Author

Claudia Persico

Assistant Professor Department of Public Administration and Policy, American University

Claudia Persico is an applied policy scholar whose research focuses on environmental policy, inequality, health, and education policy using causal inference methods. Persico is also a faculty research fellow at the National Bureau of Economic Research (NBER), an IZA Institute of Labor Economics Research Affiliate, and a Research Affiliate with the Institute for Research on Poverty at the University of Wisconsin-Madison and the Institute for Policy Research at Northwestern University. Her research has recently been featured in the Quarterly Journal of Economics, the Journal of Labor Economics, and the Journal of Human Resources.

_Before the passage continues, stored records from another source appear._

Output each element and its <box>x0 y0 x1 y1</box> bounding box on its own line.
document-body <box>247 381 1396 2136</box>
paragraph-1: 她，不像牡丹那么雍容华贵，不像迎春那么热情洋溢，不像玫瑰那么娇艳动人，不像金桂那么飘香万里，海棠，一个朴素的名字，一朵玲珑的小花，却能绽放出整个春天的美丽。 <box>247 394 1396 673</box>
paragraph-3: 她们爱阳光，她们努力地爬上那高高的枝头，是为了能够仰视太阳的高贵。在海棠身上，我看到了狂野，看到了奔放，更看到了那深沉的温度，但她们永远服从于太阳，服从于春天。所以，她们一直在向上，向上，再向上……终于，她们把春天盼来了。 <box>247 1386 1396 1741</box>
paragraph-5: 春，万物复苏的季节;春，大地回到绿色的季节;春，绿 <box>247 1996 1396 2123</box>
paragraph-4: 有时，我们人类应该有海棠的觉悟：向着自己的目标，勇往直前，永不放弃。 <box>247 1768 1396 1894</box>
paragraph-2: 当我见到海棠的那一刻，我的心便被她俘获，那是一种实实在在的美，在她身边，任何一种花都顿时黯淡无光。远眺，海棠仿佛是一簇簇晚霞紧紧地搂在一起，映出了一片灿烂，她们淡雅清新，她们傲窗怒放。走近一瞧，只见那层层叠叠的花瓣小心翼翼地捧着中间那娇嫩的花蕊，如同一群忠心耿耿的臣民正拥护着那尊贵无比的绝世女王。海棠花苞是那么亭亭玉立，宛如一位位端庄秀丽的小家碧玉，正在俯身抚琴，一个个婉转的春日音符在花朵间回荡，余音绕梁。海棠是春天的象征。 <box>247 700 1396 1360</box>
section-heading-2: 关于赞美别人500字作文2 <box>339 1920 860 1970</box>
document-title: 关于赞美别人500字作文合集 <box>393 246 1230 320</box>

Her current work examines the social and biological mechanisms underlying the relationships between poverty, the environment, and children’s cognitive development and health. In particular, much of her current research focuses on how early exposure to environmental pollution can cause inequality by affecting child and adult health, development, behavior, and academic achievement. She has also studied how school funding impacts long-term outcomes, how school segregation affects racial disproportionalities in special education, and how childhood exposure to pollution affects academic outcomes. Her research has been covered by the New York Times, the Washington Post, NPR, The Atlantic, and many other major media outlets. She was formerly an assistant professor at the University of Wisconsin-Madison.